College of Liberal Arts Senator Erik Wiatr said the language in the Student Conduct Code is loose and can be interpreted by University officials however they want.

Wiatr said he is concerned that if the University continues to inject itself into the personal life of the students more and more, students may choose to pursue their education elsewhere.

“I would like to see the students of this University be given some basic rights we are denied in the Student Conduct Code,” Wiatr said. “We are just hoping to avoid abuses of power by the administration by making the language more explicit.”

In the first resolution, Wiatr stated the University Administration could sanction a student for disciplinary action that has taken place off campus, outside their jurisdiction, even if the charges against him or her has been dropped by federal, state, or local authorities.

This is the equivalent to “double jeopardy,” but the University Judicial Board is not legally recognized, so the double jeopardy law does not bind it.
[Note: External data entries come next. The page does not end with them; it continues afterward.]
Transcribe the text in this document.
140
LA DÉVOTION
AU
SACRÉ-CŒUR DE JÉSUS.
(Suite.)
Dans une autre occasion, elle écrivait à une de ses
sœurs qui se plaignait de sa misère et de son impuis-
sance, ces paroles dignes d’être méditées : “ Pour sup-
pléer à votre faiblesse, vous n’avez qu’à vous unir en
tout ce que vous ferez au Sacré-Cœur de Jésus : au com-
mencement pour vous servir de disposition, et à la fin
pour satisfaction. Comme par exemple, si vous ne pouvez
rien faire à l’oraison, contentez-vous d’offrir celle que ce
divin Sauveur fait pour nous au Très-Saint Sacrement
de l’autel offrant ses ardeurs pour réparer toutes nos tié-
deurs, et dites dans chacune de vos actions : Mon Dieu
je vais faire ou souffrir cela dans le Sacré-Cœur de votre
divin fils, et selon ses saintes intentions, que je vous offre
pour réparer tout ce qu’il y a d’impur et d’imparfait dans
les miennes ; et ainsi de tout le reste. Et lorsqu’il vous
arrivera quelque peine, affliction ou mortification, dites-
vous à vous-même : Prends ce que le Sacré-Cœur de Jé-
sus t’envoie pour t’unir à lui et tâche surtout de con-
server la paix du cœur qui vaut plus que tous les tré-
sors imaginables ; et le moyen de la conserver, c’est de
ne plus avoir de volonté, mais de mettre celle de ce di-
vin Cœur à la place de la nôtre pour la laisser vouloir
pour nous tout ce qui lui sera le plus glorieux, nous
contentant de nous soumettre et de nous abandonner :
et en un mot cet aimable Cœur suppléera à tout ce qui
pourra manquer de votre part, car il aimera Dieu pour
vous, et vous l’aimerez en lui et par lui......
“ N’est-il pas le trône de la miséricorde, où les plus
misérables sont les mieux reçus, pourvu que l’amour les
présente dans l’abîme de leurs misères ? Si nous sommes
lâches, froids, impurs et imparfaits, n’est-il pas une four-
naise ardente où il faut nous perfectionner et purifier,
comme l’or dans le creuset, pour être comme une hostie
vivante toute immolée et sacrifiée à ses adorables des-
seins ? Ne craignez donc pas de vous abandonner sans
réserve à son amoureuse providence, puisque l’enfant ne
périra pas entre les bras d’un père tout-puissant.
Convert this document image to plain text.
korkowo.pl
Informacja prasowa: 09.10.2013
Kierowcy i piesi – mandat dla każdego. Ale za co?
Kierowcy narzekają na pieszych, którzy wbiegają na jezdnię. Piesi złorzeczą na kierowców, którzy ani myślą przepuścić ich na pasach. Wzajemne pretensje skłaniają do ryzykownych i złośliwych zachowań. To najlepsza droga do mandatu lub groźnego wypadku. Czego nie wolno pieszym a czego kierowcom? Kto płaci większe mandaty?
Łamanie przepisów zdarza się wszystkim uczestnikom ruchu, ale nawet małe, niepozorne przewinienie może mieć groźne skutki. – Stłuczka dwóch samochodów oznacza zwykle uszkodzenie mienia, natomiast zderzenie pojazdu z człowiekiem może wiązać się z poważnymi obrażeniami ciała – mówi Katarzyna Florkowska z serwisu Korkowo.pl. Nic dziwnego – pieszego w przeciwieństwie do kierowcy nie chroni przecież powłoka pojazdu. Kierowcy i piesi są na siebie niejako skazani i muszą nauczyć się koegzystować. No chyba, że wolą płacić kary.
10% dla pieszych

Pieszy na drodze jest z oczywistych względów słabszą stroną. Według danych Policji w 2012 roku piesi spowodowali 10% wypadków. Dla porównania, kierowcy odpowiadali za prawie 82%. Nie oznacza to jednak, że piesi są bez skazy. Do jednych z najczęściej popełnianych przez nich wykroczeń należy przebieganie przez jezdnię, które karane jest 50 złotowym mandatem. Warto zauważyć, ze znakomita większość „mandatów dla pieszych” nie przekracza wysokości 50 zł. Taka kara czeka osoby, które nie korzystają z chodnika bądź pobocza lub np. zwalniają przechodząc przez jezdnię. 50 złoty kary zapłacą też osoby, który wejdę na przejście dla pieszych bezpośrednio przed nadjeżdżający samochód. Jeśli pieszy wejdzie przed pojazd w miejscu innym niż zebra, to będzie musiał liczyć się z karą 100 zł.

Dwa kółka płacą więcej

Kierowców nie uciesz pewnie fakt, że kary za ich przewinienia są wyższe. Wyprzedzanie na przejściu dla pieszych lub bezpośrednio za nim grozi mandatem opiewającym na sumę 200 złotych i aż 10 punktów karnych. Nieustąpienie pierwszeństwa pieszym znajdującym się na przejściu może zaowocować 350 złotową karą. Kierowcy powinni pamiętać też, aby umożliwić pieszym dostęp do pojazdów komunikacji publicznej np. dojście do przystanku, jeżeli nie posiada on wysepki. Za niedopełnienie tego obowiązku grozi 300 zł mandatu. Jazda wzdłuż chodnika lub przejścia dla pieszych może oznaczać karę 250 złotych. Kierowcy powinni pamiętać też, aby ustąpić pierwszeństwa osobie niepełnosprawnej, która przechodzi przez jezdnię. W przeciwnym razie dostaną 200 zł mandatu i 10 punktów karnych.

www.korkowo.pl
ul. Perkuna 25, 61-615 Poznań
Wiatr is also concerned that sanctions imposed by the University do not affect all students the same way.

According to the Student Conduct Code:”If a student is placed on disciplinary probation for any reason, they may be exempt from extracurricular activities and may result in loss of financial aid.”


These sanctions have a harsher effect on poorer students because they will be more likely to depend on financial aid than financially stable students, Wiatr said.

He would like to see the words, “may result in loss of financial aid” be stricken from the Student Conduct Code completely.

Neal Young, vice president of the USG, stresses the function of the USG is not to propose legislation or push for legislation one way or another.

“We are here to ensure that everyone is treated fairly, that everyone gets a say and no one is getting too much of what they want,” Young said.

Separate from the issues of the Student Conduct Code is the issue of fine arts funding, which the USG will discuss at their meeting tonight.

The fine arts are funded with student fee money, and the USG, along with the Graduate and Professional Student Council, feel they should be responsible for electing students to the Fine Arts Committee that would allocate the money, instead of the current proposition that faculty members elect seven of the 10 members.

Other items on the agenda for tonight are the announcement of a new senator from the College of Science, Crystal Gardner, and the presentation of a commissioner report from Ray Gilmer of City Affairs.

As the official voice of the student body, the USG would like to hear the opinions of every student if they have any concerns at all.

If students would like to talk to their representatives in the USG or the GPSC, they can visit the third floor of the Student Center or attend any of their bi-weekly meetings, which are open to all students.